Find restaurants, movies, travel and more fun for the weekend. Check it out!
http://discover.yahoo.com/weekend.html

Bruno Wolff III

bruno@wolff.to

almost 21 years ago

In reply to: Peter Fein (#6)

Re: Hash Function: MD5 or other?

On Tue, Jun 14, 2005 at 08:33:34 -0500,
Peter Fein <pfein@pobox.com> wrote:

Knowing the specifics of the data I'm putting in sometext, a halfway
decent hash function would make collisions so rare as to make the chance
insignificant (and collisions wouldn't break anything anyway). Is this
approach reasonable, or should I use a hash index on (group_id,
sometext) - does this suffer from the same size limitation as btrees? I
thought hash indexes were slow...

The hash value should be saved as a separate column. Then it sounds
like you want a partial btree index of (group_id, hash) where the
flag is set.

pfein@pobox.com

almost 21 years ago

In reply to: Bruno Wolff III (#9)

Re: Hash Function: MD5 or other?

Bruno Wolff III wrote:

On Tue, Jun 14, 2005 at 08:33:34 -0500,
Peter Fein <pfein@pobox.com> wrote:

Knowing the specifics of the data I'm putting in sometext, a halfway
decent hash function would make collisions so rare as to make the chance
insignificant (and collisions wouldn't break anything anyway). Is this
approach reasonable, or should I use a hash index on (group_id,
sometext) - does this suffer from the same size limitation as btrees? I
thought hash indexes were slow...

The hash value should be saved as a separate column. Then it sounds
like you want a partial btree index of (group_id, hash) where the
flag is set.

I'm unclear why I'd need to store the hash in a column. I suppose I
could have the hash column populated by a trigger on inserts, but this
seems to get me the same functionality & is less obvious.

For the archives, I did:

CREATE UNIQUE INDEX idx_md5_sometext ON mytable USING btree
(group_id, md5(sometext))
WHERE group_representative = true;

I then basically replicate this in a SELECT on the client side
(including calculating the MD5 by the client) to figure out the correct
value for group_representative before inserting a new row.

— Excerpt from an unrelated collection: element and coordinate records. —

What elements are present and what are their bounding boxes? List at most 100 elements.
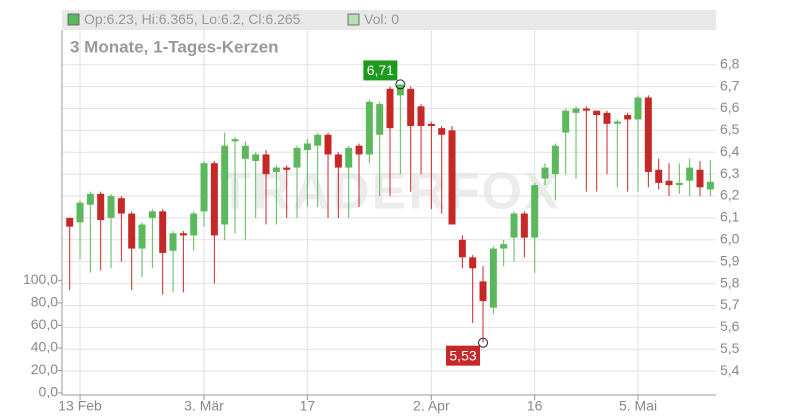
x-tick-label: 17 <box>300 398 316 414</box>
annotation-marker <box>478 337 489 348</box>
legend-swatch <box>67 13 80 26</box>
candle-body <box>76 202 84 223</box>
candle-body <box>562 110 570 133</box>
candle-body <box>520 213 528 238</box>
y2-tick-label: 80,0 <box>31 294 58 310</box>
candle-body <box>479 281 487 302</box>
candle-body <box>169 233 177 251</box>
candle-body <box>159 211 167 253</box>
y2-tick-label: 20,0 <box>31 361 58 377</box>
y-tick-label: 6,8 <box>720 55 740 71</box>
candle-body <box>272 167 280 172</box>
candle-body <box>283 167 291 170</box>
candle-body <box>510 213 518 238</box>
y-tick-label: 5,7 <box>720 296 740 312</box>
candle-body <box>541 167 549 179</box>
y-tick-label: 6,4 <box>720 143 740 159</box>
candle-body <box>531 185 539 238</box>
candle-body <box>593 110 601 116</box>
y-tick-label: 5,8 <box>720 274 740 290</box>
y-tick-label: 5,6 <box>720 318 740 334</box>
candle-body <box>148 211 156 218</box>
y-tick-label: 6,0 <box>720 231 740 247</box>
x-tick-label: 2. Apr <box>413 398 450 414</box>
candle-body <box>179 233 187 236</box>
candle-body <box>334 154 342 168</box>
candle-body <box>231 139 239 142</box>
candle-body <box>190 213 198 236</box>
candle-body <box>128 213 136 249</box>
candle-body <box>613 121 621 124</box>
x-tick-label: 16 <box>527 398 543 414</box>
candle-body <box>696 169 704 188</box>
candle-body <box>572 108 580 113</box>
candle-body <box>210 163 218 236</box>
candle-body <box>345 147 353 168</box>
candle-body <box>200 163 208 212</box>
y2-tick-label: 100,0 <box>23 271 58 287</box>
candle-body <box>117 198 125 214</box>
candle-body <box>458 239 466 258</box>
candle-body <box>448 130 456 225</box>
candle-body <box>365 101 373 155</box>
candle-body <box>138 224 146 249</box>
candle-body <box>386 88 394 129</box>
candle-body <box>489 248 497 308</box>
legend-label: Vol: 0 <box>364 11 399 27</box>
y2-tick-label: 0,0 <box>39 384 59 400</box>
header-bar <box>62 10 716 30</box>
candle-body <box>706 181 714 190</box>
legend-swatch <box>347 13 360 26</box>
x-tick-label: 5. Mai <box>619 398 657 414</box>
y-tick-label: 5,4 <box>720 362 740 378</box>
candle-body <box>86 193 94 205</box>
candle-body <box>665 180 673 186</box>
candle-body <box>624 115 632 120</box>
y-tick-label: 6,1 <box>720 209 740 225</box>
annotation-box <box>363 60 398 81</box>
annotation-label: 5,53 <box>449 347 476 363</box>
y-tick-label: 5,5 <box>720 340 740 356</box>
candle-body <box>324 134 332 155</box>
candle-body <box>262 154 270 175</box>
candle-body <box>644 97 652 172</box>
y-tick-label: 6,2 <box>720 187 740 203</box>
legend-label: Op:6.23, Hi:6.365, Lo:6.2, Cl:6.265 <box>84 11 301 27</box>
y-tick-label: 6,7 <box>720 77 740 93</box>
candle-body <box>634 97 642 120</box>
candle-body <box>417 106 425 126</box>
candle-body <box>241 145 249 159</box>
candle-body <box>438 128 446 135</box>
annotation-label: 6,71 <box>367 62 394 78</box>
annotation-box <box>446 345 481 366</box>
candle-body <box>66 217 74 227</box>
candle-body <box>427 123 435 126</box>
x-tick-label: 13 Feb <box>58 398 102 414</box>
y-tick-label: 5,9 <box>720 252 740 268</box>
candle-body <box>97 193 105 221</box>
candle-body <box>355 145 363 155</box>
candle-body <box>221 145 229 225</box>
candle-body <box>293 147 301 168</box>
y-tick-label: 6,5 <box>720 121 740 137</box>
candle-body <box>469 257 477 269</box>
candle-body <box>407 88 415 126</box>
candle-body <box>582 108 590 111</box>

This is the
only way I use the MD5, so I don't much care about retrieving it in
other contexts.

--
Peter Fein pfein@pobox.com 773-575-0694

Basically, if you're not a utopianist, you're a schmuck. -J. Feldman

Bruno Wolff III

bruno@wolff.to

almost 21 years ago

In reply to: Peter Fein (#10)

Re: Hash Function: MD5 or other?

On Tue, Jun 14, 2005 at 15:54:50 -0500,
Peter Fein <pfein@pobox.com> wrote:

I'm unclear why I'd need to store the hash in a column. I suppose I
could have the hash column populated by a trigger on inserts, but this
seems to get me the same functionality & is less obvious.

For the archives, I did:

CREATE UNIQUE INDEX idx_md5_sometext ON mytable USING btree
(group_id, md5(sometext))
WHERE group_representative = true;

I then basically replicate this in a SELECT on the client side
(including calculating the MD5 by the client) to figure out the correct
value for group_representative before inserting a new row. This is the
only way I use the MD5, so I don't much care about retrieving it in
other contexts.

That should work fine.

I wasn't sure that you weren't going to want to use the hash for joins.
And I was a little concerned that because you used the phrase "hash index",
that you might be considering using a hash (as opposed to btree) index.